Trial was had before a jury. The court made it clear that only two issues were to be tried: (1) “whether or not Myrle L. Nitsche did or did not sign and deliver the deed of trust to First National Bank” and (2) “if he did not [sign] then to decide if he was damaged.” At trial, Nitsche testified that he signed the $100,000.00 note, but that he had not signed the deed of trust. What appeared to be Nitsche’s signature appeared on the deed and said signature was notarized. Both the president of the Bank and the notary testified that Nitsche had appeared before them and signed the note and the deed of trust. On the issue of damages, Nitsche testified that his only actual damage was “around $2,000” he had paid his attorney in bringing this crossclaim. Nitsche then attempted to testify concerning the mental anxiety and worries he allegedly suffered because of the Bank’s recording of the supposedly valid deed of trust. The Bank objected to this testimony on the ground that it pertained to special damages and that Nitsche’s petition had not specifically pleaded such damages. The trial court sustained the Bank’s objection, after which Nitsche presented no further evidence of damages. The court directed the verdict at the close of plaintiff’s evidence.

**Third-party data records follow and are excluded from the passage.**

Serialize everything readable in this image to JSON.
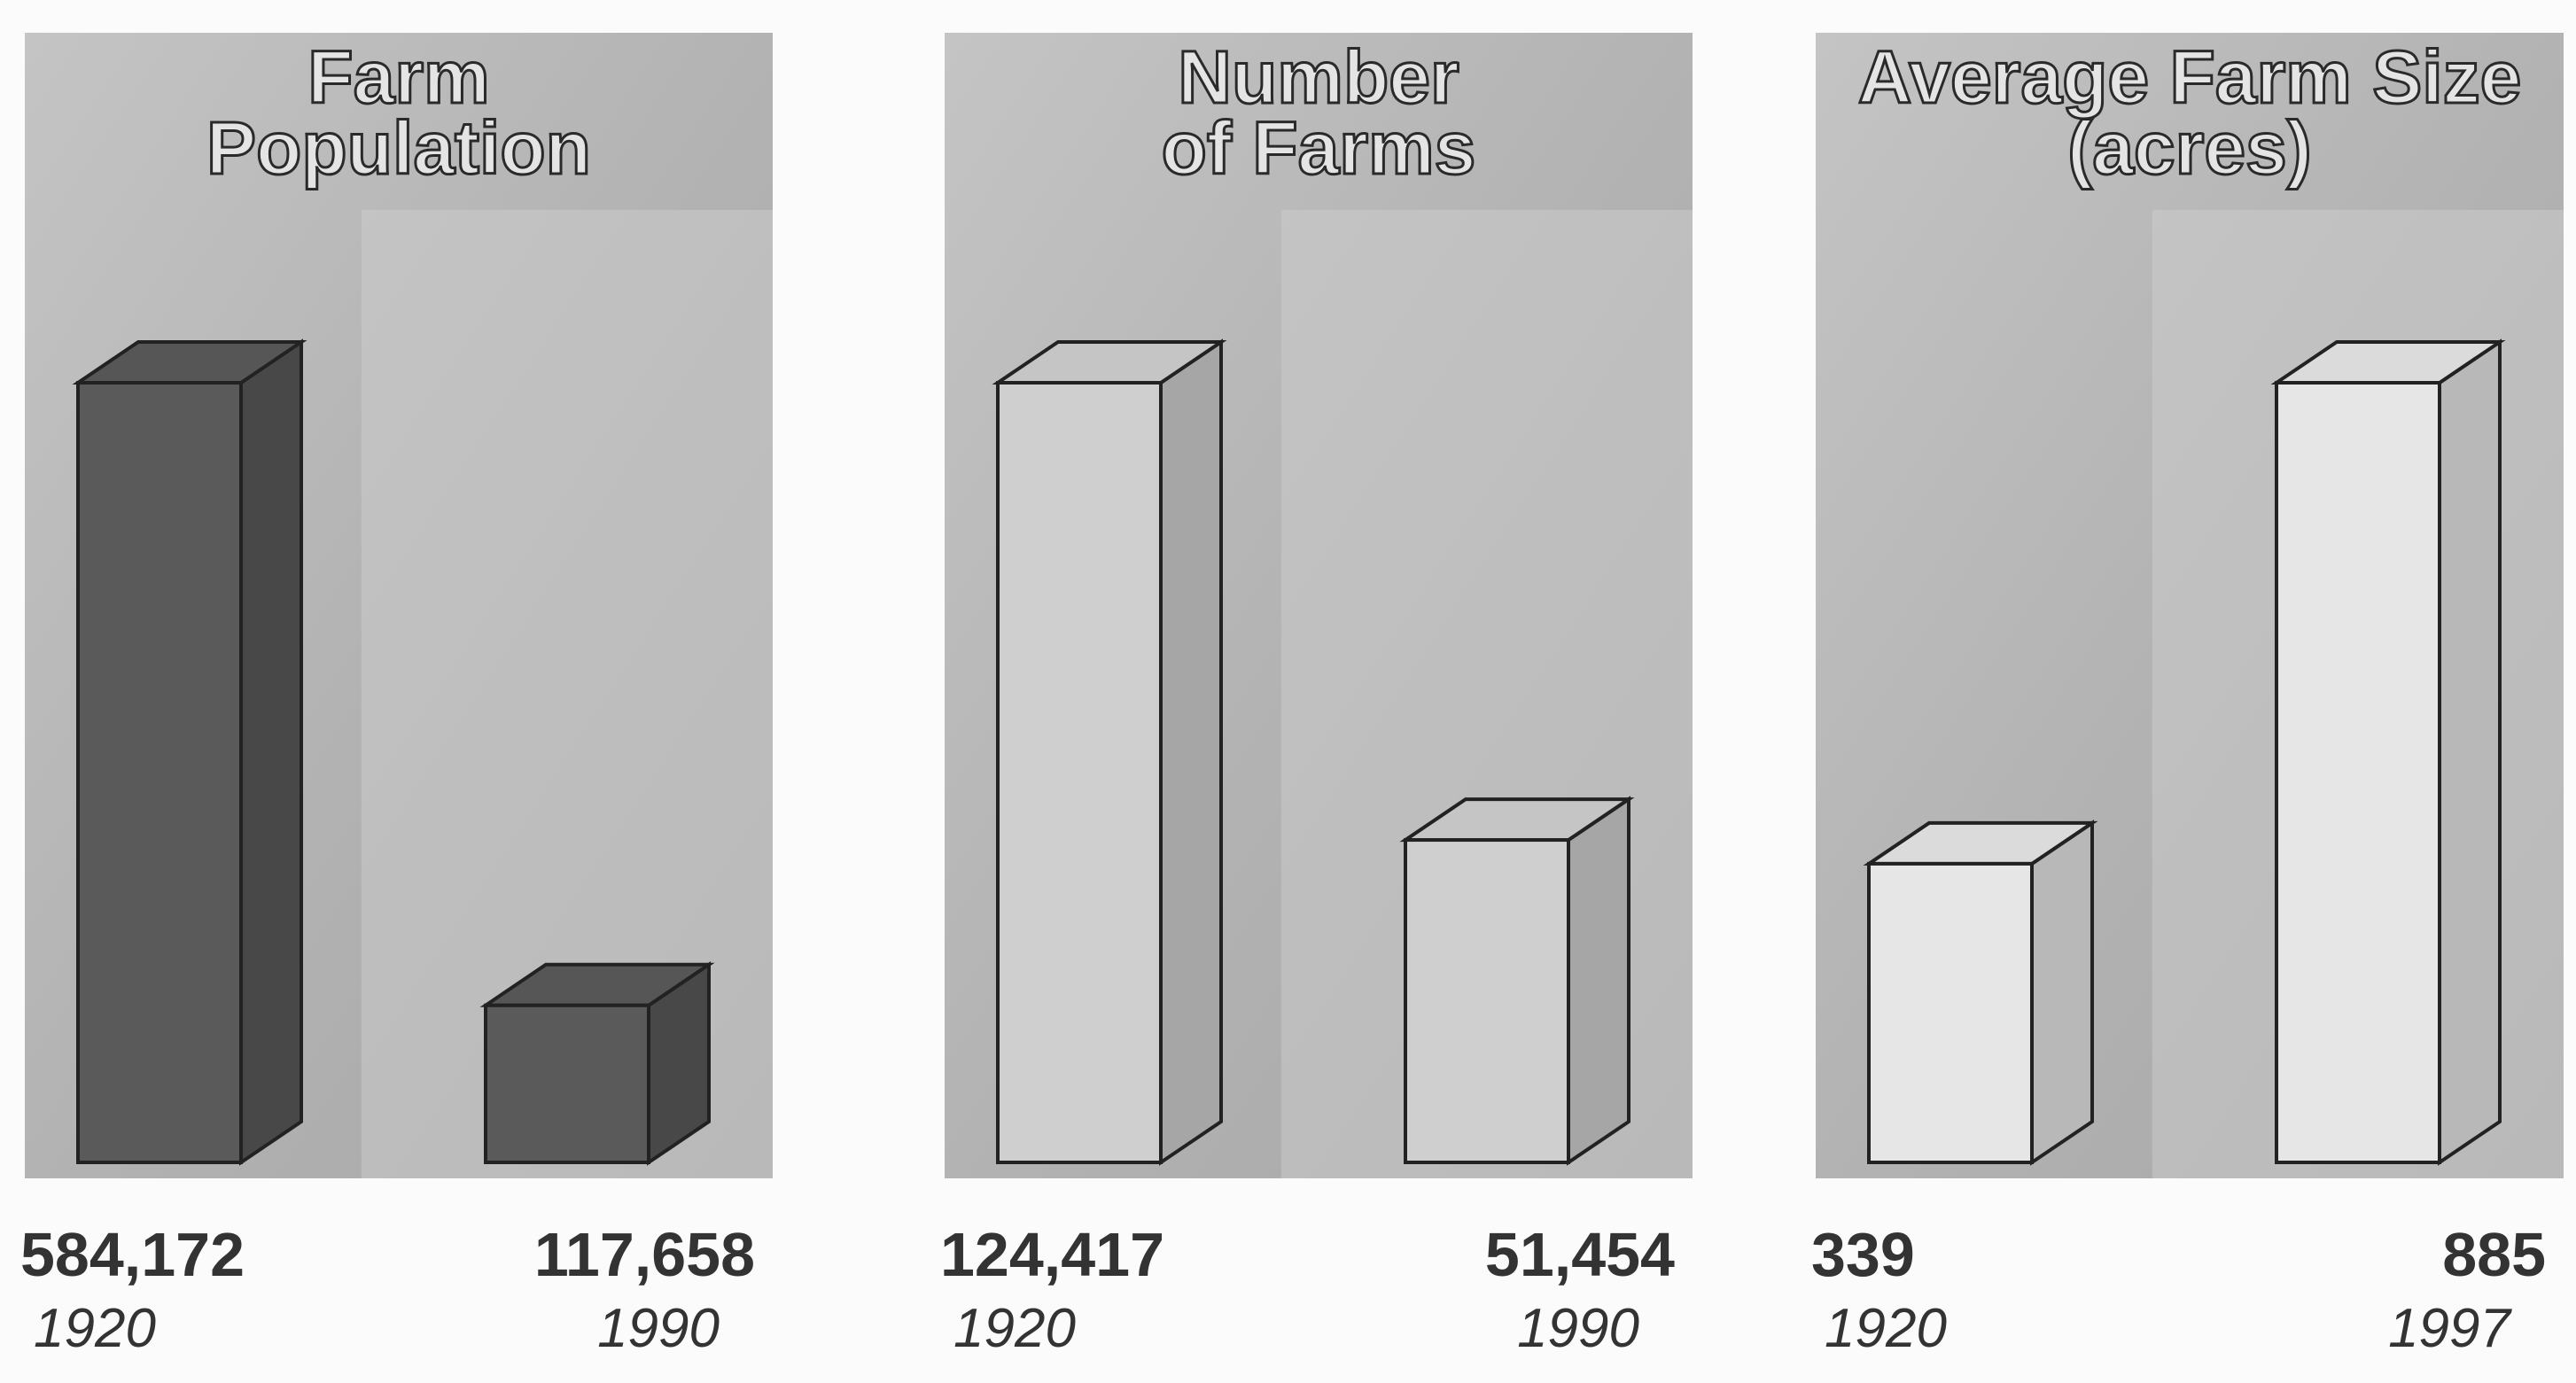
{
  "chart_data": [
    {
      "type": "bar",
      "title": "Farm\nPopulation",
      "categories": [
        "1920",
        "1990"
      ],
      "values": [
        584172,
        117658
      ],
      "value_labels": [
        "584,172",
        "117,658"
      ],
      "color": "#5a5a5a"
    },
    {
      "type": "bar",
      "title": "Number\nof Farms",
      "categories": [
        "1920",
        "1990"
      ],
      "values": [
        124417,
        51454
      ],
      "value_labels": [
        "124,417",
        "51,454"
      ],
      "color": "#cfcfcf"
    },
    {
      "type": "bar",
      "title": "Average Farm Size\n(acres)",
      "categories": [
        "1920",
        "1997"
      ],
      "values": [
        339,
        885
      ],
      "value_labels": [
        "339",
        "885"
      ],
      "color": "#e6e6e6"
    }
  ]
}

On appeal, Nitsche’s only point contends that the trial court erred in directing the verdict for the Bank when a question of fact still remained as to whether or not he had signed the deed of trust. Nitsche’s testimony denied his signing the deed of trust, whereas the Bank claimed he had signed. Since there was a factual dispute as to the signing of the deed of trust, a directed verdict on that issue could not follow.

The Bank also argues that the directed verdict should stand because Nitsche failed to specifically plead any special damages. Essentially, the Bank asserts that Nitsche’s petition failed to state a claim. “However, if the petitioner’s allegations invoke substantive principles of law which may entitle the pleader to relief, it will be sustained even though the cause of action is imperfectly or defectively stated.” Euge v. Golden, 551 S.W.2d 928, 930 (Mo.App.1977), and cases cited therein. In the instant case, Nitsche’s petition states a claim for slander of title, which does not require a showing of special damages.

In Euge, the court stated that “[rjecordation of a false instrument does state a claim under slander of title.” Id. at 932. The court cited to Greenlake Inv. Co. v. Swarthout, 161 S.W.2d 697 (Mo.App.1942), wherein the court said:

It is true, as defendant’s point out, that plaintiff’s petition does not allege any special damages suffered as the result of defendant’s acts, but we think it is clear that plaintiff’s legal rights were injuriously affected by the acts of defendants, and even though plaintiff suffered no *257substantial actual damages, it would nevertheless be entitled, on proof of such charges, to nominal actual damages because of the wrongful invasion of its rights by defendants.

Id. at 699. See also Butts v. Long, 94 Mo.App. 687, 68 S.W. 754 (1902). In Euge, the plaintiff alleged a false deed of trust was recorded against his property with an intent to defraud him. In Greenlake it was the recording of an alleged false mechanic’s lien.

In the present case, the jury has to decide whether Nitsche signed the second deed of trust recorded by the Bank. If the jury finds in favor of Nitsche on that issue, the holding in Greenlake would support an award of at least nominal damages, which in turn could sustain an award of punitive damages. Id. at 699. As the court stated in Euge: “... although plaintiff may have difficulty proving his allegations, he should be afforded his day in court .... ” 551 S.W.2d at 932.1

The judgment resulting from the trial court sustaining the Bank’s motion for directed verdict is reversed and the cause remanded.

. A certificate of acknowledgment to a deed is only prima facie evidence of the facts recited. In order to overcome this prima facie case, plaintiff must show by a “clear and decided preponderance of evidence” that the signature on the deed was false. Albright v. Stevenson, 227 Mo. 333, 126 S.W. 1027, 1028 (1910). See § 490.430, RSMo 1978.